In document Viltet i Fedje (sider 42-45)

Um modelo de avaliação é, segundo Scriven (1981, p. 241), “uma concepção, uma perspectiva ou um método de fazer avaliação correspondendo a diversas tipologias de avaliação”.

Existem variados modelos de avaliação mas a classificação mais usada é a estabelecida por Shinkfield e Stufflebeam (1995, citados por Pacheco, 1995, p. 83) contemplando como principais os modelos sumativo, formativo e misto:

quando se fala de modalidades de avaliação ou então de técnicas e de instrumentos, o discurso pedagógico que se aborda passa quase sempre pela discussão das vantagens da avaliação quantitativa e da avaliação qualitativa, por vezes, identificadas com a avaliação sumativa e formativa, traduzidas pelo verbo medir e estimar, respectivamente. A valoração quantitativa tanto se pode fazer numa escala numérica como numa escala de letras, desde que siga uma classificação homogénea ou um conjunto determinado de níveis; por sua vez, a valoração qualitativa faz-se unicamente na base de uma descrição. Estes dois tipos de valoração são muito diferentes entre si porque a informação que possibilitam é assimilada e compreendida em graus diferentes.

3.3.1. Avaliação formativa

Partindo do princípio de que “a avaliação não é um fim em si” (Perrenoud, 1999, p. 13), ela deve desempenhar um papel eminentemente formativo dado que “avaliar implica compreender e determinar o valor e a qualidade dos processos formativos, a partir da recolha, análise e interpretação de dados relevantes, com base em critérios explícitos e partilhados” (Alonso, 2002, p. 20), devendo assim ser encarada como um instrumento. Mais do que medir ou certificar, com a avaliação formativa pretende-se melhorar.

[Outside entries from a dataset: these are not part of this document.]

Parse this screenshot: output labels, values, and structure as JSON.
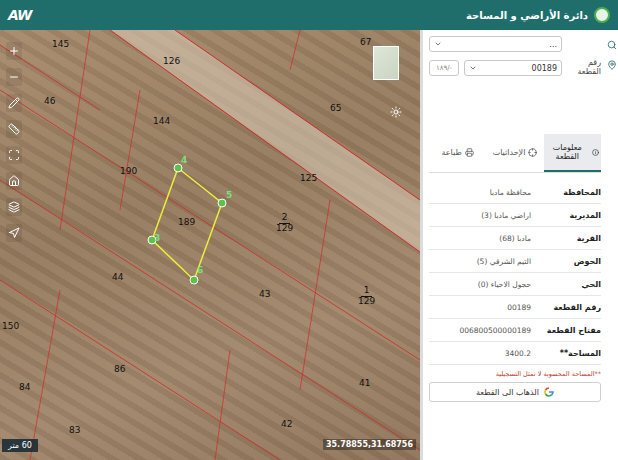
{
  "header": {
    "logo": "AW",
    "title": "دائرة الأراضي و المساحة"
  },
  "map": {
    "parcels": [
      {
        "label": "145"
      },
      {
        "label": "126"
      },
      {
        "label": "67"
      },
      {
        "label": "46"
      },
      {
        "label": "144"
      },
      {
        "label": "65"
      },
      {
        "label": "190"
      },
      {
        "label": "125"
      },
      {
        "label": "44"
      },
      {
        "label": "43"
      },
      {
        "label": "150"
      },
      {
        "label": "86"
      },
      {
        "label": "84"
      },
      {
        "label": "41"
      },
      {
        "label": "83"
      },
      {
        "label": "42"
      }
    ],
    "fractions": [
      {
        "top": "2",
        "bottom": "129"
      },
      {
        "top": "1",
        "bottom": "129"
      }
    ],
    "selected_parcel": {
      "label": "189",
      "vertices": [
        "4",
        "5",
        "6",
        "3"
      ]
    },
    "coordinates": "35.78855,31.68756",
    "scale": "60 متر"
  },
  "panel": {
    "top_field": {
      "value": "..."
    },
    "parcel_field": {
      "label": "رقم القطعة",
      "value": "00189",
      "suffix": "-/١٨٩"
    },
    "tabs": [
      {
        "label": "معلومات القطعة",
        "selected": true
      },
      {
        "label": "الإحداثيات",
        "selected": false
      },
      {
        "label": "طباعة",
        "selected": false
      }
    ],
    "info": [
      {
        "label": "المحافظة",
        "value": "محافظة مادبا"
      },
      {
        "label": "المديرية",
        "value": "اراضي مادبا (3)"
      },
      {
        "label": "القرية",
        "value": "مادبا (68)"
      },
      {
        "label": "الحوض",
        "value": "التيم الشرقي (5)"
      },
      {
        "label": "الحي",
        "value": "حجول الاحياء (0)"
      },
      {
        "label": "رقم القطعة",
        "value": "00189"
      },
      {
        "label": "مفتاح القطعة",
        "value": "006800500000189"
      },
      {
        "label": "المساحة**",
        "value": "3400.2"
      }
    ],
    "note": "**المساحة المحسوبة لا تمثل التسجيلية",
    "goto_button": "الذهاب الى القطعة"
  }
}
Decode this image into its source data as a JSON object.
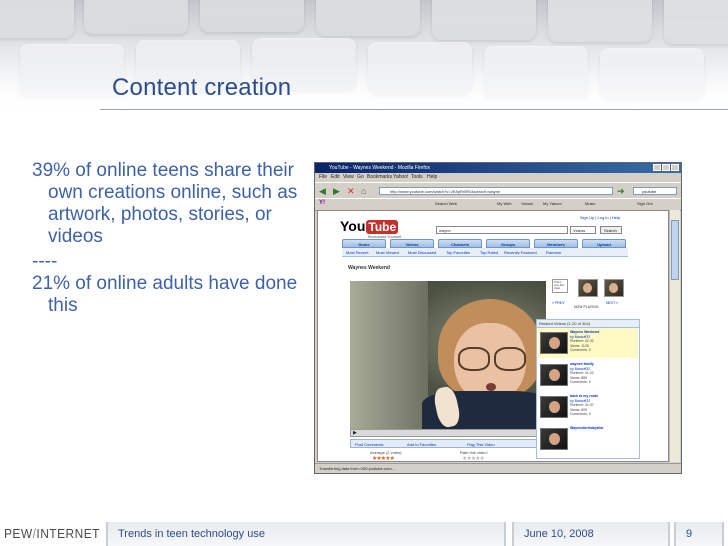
{
  "slide": {
    "title": "Content creation",
    "bullets": [
      "39% of online teens share their own creations online, such as artwork, photos, stories, or videos",
      "----",
      "21% of online adults have done this"
    ]
  },
  "screenshot": {
    "window_title": "YouTube - Waynes Weekend - Mozilla Firefox",
    "menu": [
      "File",
      "Edit",
      "View",
      "Go",
      "Bookmarks",
      "Yahoo!",
      "Tools",
      "Help"
    ],
    "url": "http://www.youtube.com/watch?v=2K8pRr5R0&search=wayne",
    "search_engine": "youtube",
    "yahoo_items": [
      "Y!",
      "Search Web",
      "My Web",
      "Yahoo!",
      "My Yahoo!",
      "Music",
      "Sign Out"
    ],
    "logo_you": "You",
    "logo_tube": "Tube",
    "tagline": "Broadcast Yourself",
    "top_links": "Sign Up | Log In | Help",
    "search_value": "wayne",
    "search_type": "Videos",
    "search_button": "Search",
    "tabs": [
      "Home",
      "Videos",
      "Channels",
      "Groups",
      "Members",
      "Upload"
    ],
    "subnav": [
      "Most Recent",
      "Most Viewed",
      "Most Discussed",
      "Top Favorites",
      "Top Rated",
      "Recently Featured",
      "Random"
    ],
    "video_title": "Waynes Weekend",
    "player_controls": "▶",
    "actions": [
      "Post Comments",
      "Add to Favorites",
      "Flag This Video"
    ],
    "rating_label": "Average (2 votes)",
    "rate_label": "Rate this video!",
    "panel": {
      "prev": "« PREV",
      "now": "NOW PLAYING",
      "next": "NEXT »",
      "note": "This is your first video"
    },
    "related_header": "Related Videos (1-20 of 304)",
    "related": [
      {
        "title": "Waynes Weekend",
        "by": "by Bassoff32",
        "runtime": "Runtime: 02:32",
        "views": "Views: 1128",
        "comments": "Comments: 0"
      },
      {
        "title": "waynes family",
        "by": "by Bassoff32",
        "runtime": "Runtime: 01:22",
        "views": "Views: 885",
        "comments": "Comments: 0"
      },
      {
        "title": "back to my roots",
        "by": "by Bassoff32",
        "runtime": "Runtime: 01:37",
        "views": "Views: 605",
        "comments": "Comments: 0"
      },
      {
        "title": "Waynesbirthdaytrial",
        "by": "",
        "runtime": "",
        "views": "",
        "comments": ""
      }
    ],
    "status": "Transferring data from r150.youtube.com..."
  },
  "footer": {
    "logo_left": "PEW",
    "logo_slash": "/",
    "logo_right": "INTERNET",
    "caption": "Trends in teen technology use",
    "date": "June 10, 2008",
    "page": "9"
  },
  "colors": {
    "title": "#2c4d8c",
    "bullets": "#3d62a8",
    "youtube_red": "#c4302b"
  }
}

Resultante da teoria cognitivista, que se desenvolveu a partir das investigações na área das ciências cognitivas, e claramente decorrente do paradigma qualitativo (também chamado de interpretativo, hermenêutico, naturalista ou construtivista), a avaliação formativa tem um carácter regulador, orientador e auto-corrector e pretende proporcionar informação sobre a actividade desenvolvida para a adequar ou modificar se necessário. Deve ser contínua e sistemática e utilizar vários tipos de instrumentos para recolha da informação, que tem que ser devidamente contextualizada. Pelas suas características, este tipo de avaliação deveria ser expressa por meio de apreciações ou comentários e não de forma quantificada. É apelidada por Stufflebeam e Shinkfield (1989, p. 345) de “avaliação do processo” dado que é uma parte integrante do processo de desenvolvimento e tem como principal característica, segundo Hadji (1994, p. 63) o facto de “ser incorporada no próprio acto de

ensino”, tendo assim, “antes de tudo, uma finalidade pedagógica”, pelo que Méndez (2002, p. 15) considera que,

deve entender-se que avaliar com intenção formativa não é o mesmo que medir ou qualificar, nem muito menos corrigir. Avaliar não é tão-pouco, classificar, nem examinar, nem aplicar testes. Paradoxalmente, a avaliação tem a ver com actividades de qualificar, medir, corrigir, classificar, certificar, examinar, testar mas não se confunde com elas. Partilham o mesmo campo semântico mas diferenciam-se pelos recursos que utilizam e os usos e fins que servem

dando, assim, à avaliação com intenção formativa o objectivo de conhecer a qualidade dos processos e não dos produtos.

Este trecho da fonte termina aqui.